Threat intelligence is especially important in determining the source of the threat as phishing attacks can vary in execution and data based on who is conducting the schemes. The challenge lies in identifying the exact culprit in a sea of lookalikes.
“You could have two phishing emails side by side, but they look exactly the same,” she said. “One of them could be sent from the Chinese nation-state and the other one could have been sent from Joe Criminal sitting in a Starbucks. Although they look the same, the intents and the consequences of those attacks are very different.”
Determining the attribution of the phishing attack helps DocuSign not only figure out how to stop it, but also make informed predictions about how the phisher will attack next.
Smarter Employees Are Safer Employees
Threat intelligence is only half the equation, however. Employee education is the other key component to DocuSign’s anti-phishing efforts, but this does not just involve best practices and classroom instruction. The company also conducts simulated, quarterly campaigns that test employees’ abilities to identify phishing emails and bring them to security experts’ attention.
“Sometimes employees get a little upset that we’re doing simulated phishing exercises, but if anybody’s talking about security, that’s a really good thing,” Heath said.
These campaigns test employee awareness of phishing and provide DocuSign’s security staff with valuable insights and data. The team monitors the click rates of these phishing drills, which grants insights into the efficacy of its education efforts on an office and departmental level.

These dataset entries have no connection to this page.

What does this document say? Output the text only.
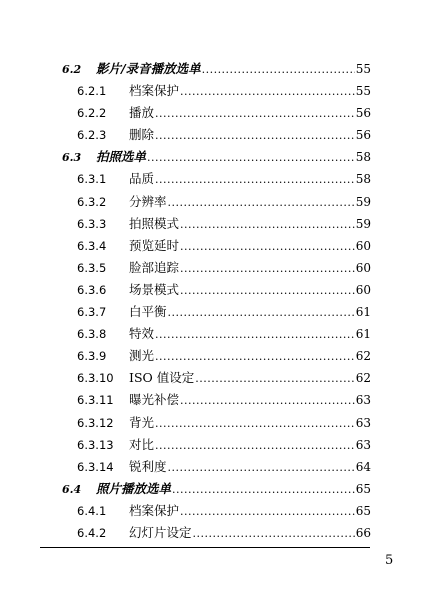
6.2	影片/录音播放选单 .....	55
6.2.1	档案保护 .....	55
6.2.2	播放 .....	56
6.2.3	删除 .....	56
6.3	拍照选单 .....	58
6.3.1	品质 .....	58
6.3.2	分辨率 .....	59
6.3.3	拍照模式 .....	59
6.3.4	预览延时 .....	60
6.3.5	脸部追踪 .....	60
6.3.6	场景模式 .....	60
6.3.7	白平衡 .....	61
6.3.8	特效 .....	61
6.3.9	测光 .....	62
6.3.10	ISO 值设定 .....	62
6.3.11	曝光补偿 .....	63
6.3.12	背光 .....	63
6.3.13	对比 .....	63
6.3.14	锐利度 .....	64
6.4	照片播放选单 .....	65
6.4.1	档案保护 .....	65
6.4.2	幻灯片设定 .....	66
5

“If we see, for example, that the Tel Aviv office has an increase in that click rate, then perhaps it tells us we need to focus some additional education and awareness campaigns for that team,” she explained. “But, if we see the human resources team has gotten a lot better, then perhaps we might want to reward that.”
Employee education has grown difficult as phishers become more sophisticated in their techniques, however. The best practices of the past do not always cut it in the modern phishing environment.

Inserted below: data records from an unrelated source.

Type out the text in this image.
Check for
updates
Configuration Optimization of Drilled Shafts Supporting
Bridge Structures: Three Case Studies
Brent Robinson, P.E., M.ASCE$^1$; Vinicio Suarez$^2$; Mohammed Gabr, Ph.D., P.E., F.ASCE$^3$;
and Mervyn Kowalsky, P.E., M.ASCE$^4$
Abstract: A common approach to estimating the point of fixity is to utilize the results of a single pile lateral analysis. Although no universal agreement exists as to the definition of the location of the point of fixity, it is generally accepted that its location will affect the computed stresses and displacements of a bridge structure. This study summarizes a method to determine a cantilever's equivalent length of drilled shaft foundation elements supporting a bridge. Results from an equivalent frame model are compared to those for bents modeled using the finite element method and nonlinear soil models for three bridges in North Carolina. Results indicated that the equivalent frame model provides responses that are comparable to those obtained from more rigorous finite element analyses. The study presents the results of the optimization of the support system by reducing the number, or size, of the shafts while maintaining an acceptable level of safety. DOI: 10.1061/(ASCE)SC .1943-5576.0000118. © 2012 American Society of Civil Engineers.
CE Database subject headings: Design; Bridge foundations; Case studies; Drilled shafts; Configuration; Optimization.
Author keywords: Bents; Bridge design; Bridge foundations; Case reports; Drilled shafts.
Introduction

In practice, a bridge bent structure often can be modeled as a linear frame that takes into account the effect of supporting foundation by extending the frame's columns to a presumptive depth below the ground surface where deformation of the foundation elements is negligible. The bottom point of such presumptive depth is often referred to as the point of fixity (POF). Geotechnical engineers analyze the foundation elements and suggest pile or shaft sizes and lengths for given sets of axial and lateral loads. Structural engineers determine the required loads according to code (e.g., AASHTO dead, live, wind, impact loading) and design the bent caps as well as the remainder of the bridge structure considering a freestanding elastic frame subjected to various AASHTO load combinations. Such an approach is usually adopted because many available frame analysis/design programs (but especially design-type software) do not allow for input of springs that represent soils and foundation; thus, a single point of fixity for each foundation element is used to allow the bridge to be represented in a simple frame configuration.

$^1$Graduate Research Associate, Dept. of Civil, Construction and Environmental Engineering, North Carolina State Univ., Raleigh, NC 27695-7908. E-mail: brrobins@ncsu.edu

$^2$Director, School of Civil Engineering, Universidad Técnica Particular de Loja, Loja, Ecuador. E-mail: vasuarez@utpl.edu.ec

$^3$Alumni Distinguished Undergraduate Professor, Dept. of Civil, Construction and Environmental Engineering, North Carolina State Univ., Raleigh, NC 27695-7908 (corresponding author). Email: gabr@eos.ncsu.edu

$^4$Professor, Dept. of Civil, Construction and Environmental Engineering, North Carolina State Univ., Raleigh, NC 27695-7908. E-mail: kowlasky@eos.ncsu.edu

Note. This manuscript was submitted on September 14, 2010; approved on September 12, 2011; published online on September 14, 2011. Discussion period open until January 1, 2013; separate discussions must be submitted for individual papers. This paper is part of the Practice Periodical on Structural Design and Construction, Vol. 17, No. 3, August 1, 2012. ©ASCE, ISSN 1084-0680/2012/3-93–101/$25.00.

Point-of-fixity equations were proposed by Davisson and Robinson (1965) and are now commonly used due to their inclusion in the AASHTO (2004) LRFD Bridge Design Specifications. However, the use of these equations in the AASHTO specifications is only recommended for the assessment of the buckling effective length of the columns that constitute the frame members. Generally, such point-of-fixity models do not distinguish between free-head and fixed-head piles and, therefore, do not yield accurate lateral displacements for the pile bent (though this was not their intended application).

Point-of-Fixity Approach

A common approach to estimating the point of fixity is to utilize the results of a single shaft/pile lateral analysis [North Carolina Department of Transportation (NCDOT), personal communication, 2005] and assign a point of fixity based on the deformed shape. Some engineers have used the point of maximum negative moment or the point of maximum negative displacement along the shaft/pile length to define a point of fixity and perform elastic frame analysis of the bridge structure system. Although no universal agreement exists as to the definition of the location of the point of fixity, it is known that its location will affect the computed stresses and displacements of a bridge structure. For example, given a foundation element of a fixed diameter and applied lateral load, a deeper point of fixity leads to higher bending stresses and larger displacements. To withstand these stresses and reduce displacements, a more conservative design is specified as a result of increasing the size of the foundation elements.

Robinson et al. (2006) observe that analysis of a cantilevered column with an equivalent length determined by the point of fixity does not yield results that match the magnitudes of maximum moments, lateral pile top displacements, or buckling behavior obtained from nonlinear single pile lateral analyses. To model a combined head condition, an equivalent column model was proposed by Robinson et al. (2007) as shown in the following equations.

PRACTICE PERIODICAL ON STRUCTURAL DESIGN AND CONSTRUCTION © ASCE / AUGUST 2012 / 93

“A few years ago, the attackers would commonly have spelling mistakes and we would educate people about that,” Heath said. “But now they’re getting a lot slyer, and it’s almost as if they’ve integrated design into it themselves because a lot of these emails are just so well written. So, the education has to go a step further as to inspire curiosity.”
Recipients should consider whether they actually expected an email from the sender, for example, or look up the email address if they do not recognize it. DocuSign even encourages employees to call the sender on the phone if something is out of the ordinary, arguing that it is better to take up a few moments of someone’s time with a false alarm than unwittingly compromise the company’s entire network.
Businesses should keep themselves up to date on the best security practices for countering phishing attacks. The consequences of negligence, as seen in a host of recent data breaches, are nothing short of catastrophic.